And then, today at work, I sit down to lunch and see this: Getting Real about the Price of Food
Interesting, isn't it?
Excerpt:
So what's wrong with cheap food and cheap meat — especially in a world in which more than 1 billion people go hungry? A lot. For one thing, not all food is equally inexpensive; fruits and vegetables don't receive the same price supports as grains. A study in the American Journal of Clinical Nutrition found that a dollar could buy 1,200 calories of potato chips or 875 calories of soda but just 250 calories of vegetables or 170 calories of fresh fruit. With the backing of the government, farmers are producing more calories — some 500 more per person per day since the 1970s — but too many are unhealthy calories. Given that, it's no surprise we're so fat; it simply costs too much to be thin. From Getting Real About the High Price of Cheap Food, by Brian Walsh, Friday, Aug.21, 2009
It makes me think of how much easier it is to pick up a freshly-reddened pack of ground beef at Jewel for a few bucks instead of paying for the better, healthier, homegrown, grass-fed beef variety at our farm market.
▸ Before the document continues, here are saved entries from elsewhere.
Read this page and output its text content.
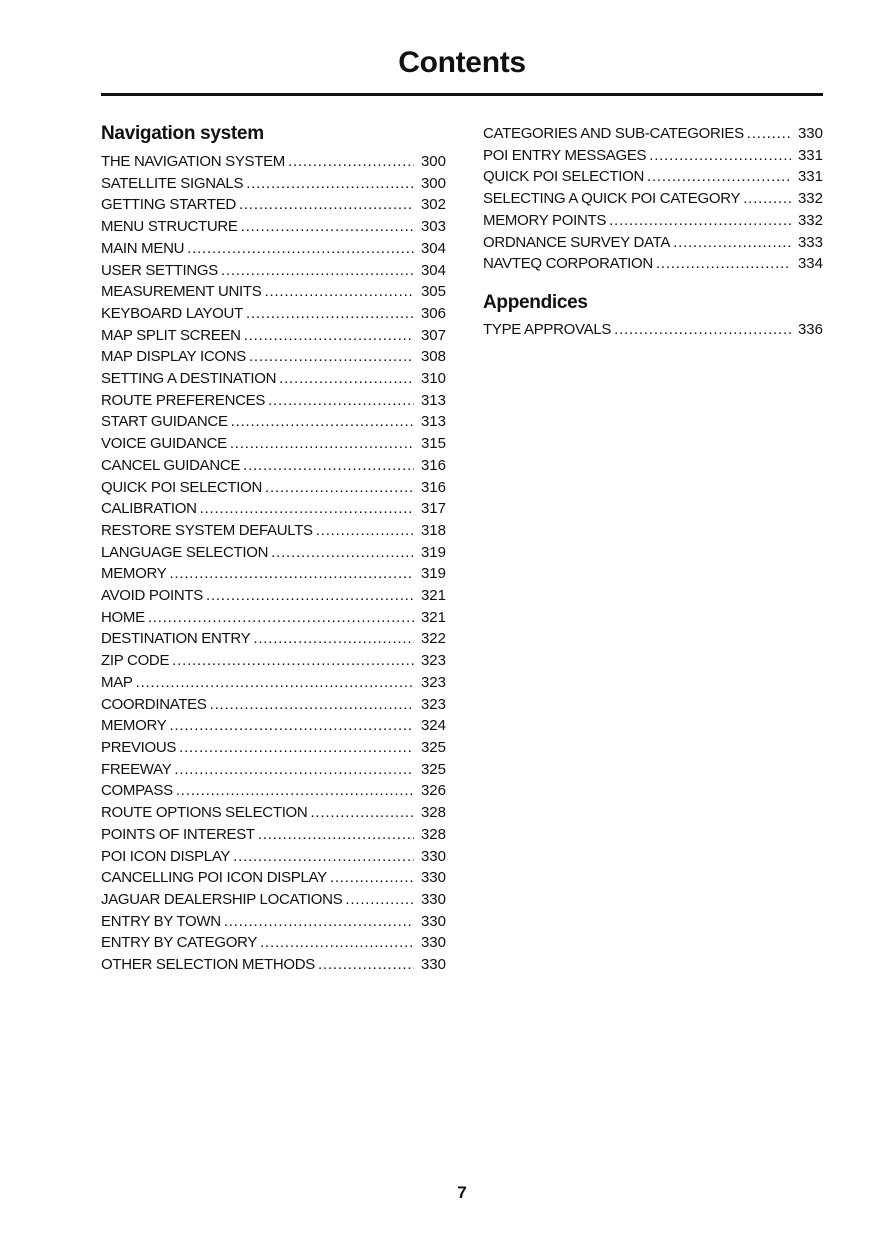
Contents
Navigation system
THE NAVIGATION SYSTEM .....	300
SATELLITE SIGNALS .....	300
GETTING STARTED .....	302
MENU STRUCTURE .....	303
MAIN MENU .....	304
USER SETTINGS .....	304
MEASUREMENT UNITS .....	305
KEYBOARD LAYOUT .....	306
MAP SPLIT SCREEN .....	307
MAP DISPLAY ICONS .....	308
SETTING A DESTINATION .....	310
ROUTE PREFERENCES .....	313
START GUIDANCE .....	313
VOICE GUIDANCE .....	315
CANCEL GUIDANCE .....	316
QUICK POI SELECTION .....	316
CALIBRATION .....	317
RESTORE SYSTEM DEFAULTS .....	318
LANGUAGE SELECTION .....	319
MEMORY .....	319
AVOID POINTS .....	321
HOME .....	321
DESTINATION ENTRY .....	322
ZIP CODE .....	323
MAP .....	323
COORDINATES .....	323
MEMORY .....	324
PREVIOUS .....	325
FREEWAY .....	325
COMPASS .....	326
ROUTE OPTIONS SELECTION .....	328
POINTS OF INTEREST .....	328
POI ICON DISPLAY .....	330
CANCELLING POI ICON DISPLAY .....	330
JAGUAR DEALERSHIP LOCATIONS .....	330
ENTRY BY TOWN .....	330
ENTRY BY CATEGORY .....	330
OTHER SELECTION METHODS .....	330
CATEGORIES AND SUB-CATEGORIES .....	330
POI ENTRY MESSAGES .....	331
QUICK POI SELECTION .....	331
SELECTING A QUICK POI CATEGORY .....	332
MEMORY POINTS .....	332
ORDNANCE SURVEY DATA .....	333
NAVTEQ CORPORATION .....	334
Appendices
TYPE APPROVALS .....	336
7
But at upwards of $5-6 dollars per pound, there's just no contest-- we can't afford it. That's such a shame too, because reading about the atrocious conditions at these CAFOs (concentrated animal feeding operations) makes me not want to pick up the .99 turkey breast on sale last weekend. Like the article says, sustainable eating is sometimes synonymous with elitism, which is sad and ironic all at the same time, since I grew up in an area where family steers were lovingly raised, proudly showed, and sold to the highest bidder by people who were as far from elitist as you could get. Reflecting back, at the time I thought it was cruel-- death too close to the plate-- seeing that animal grazing one month and then served up for dinner the next. But shouldn't that be how it works?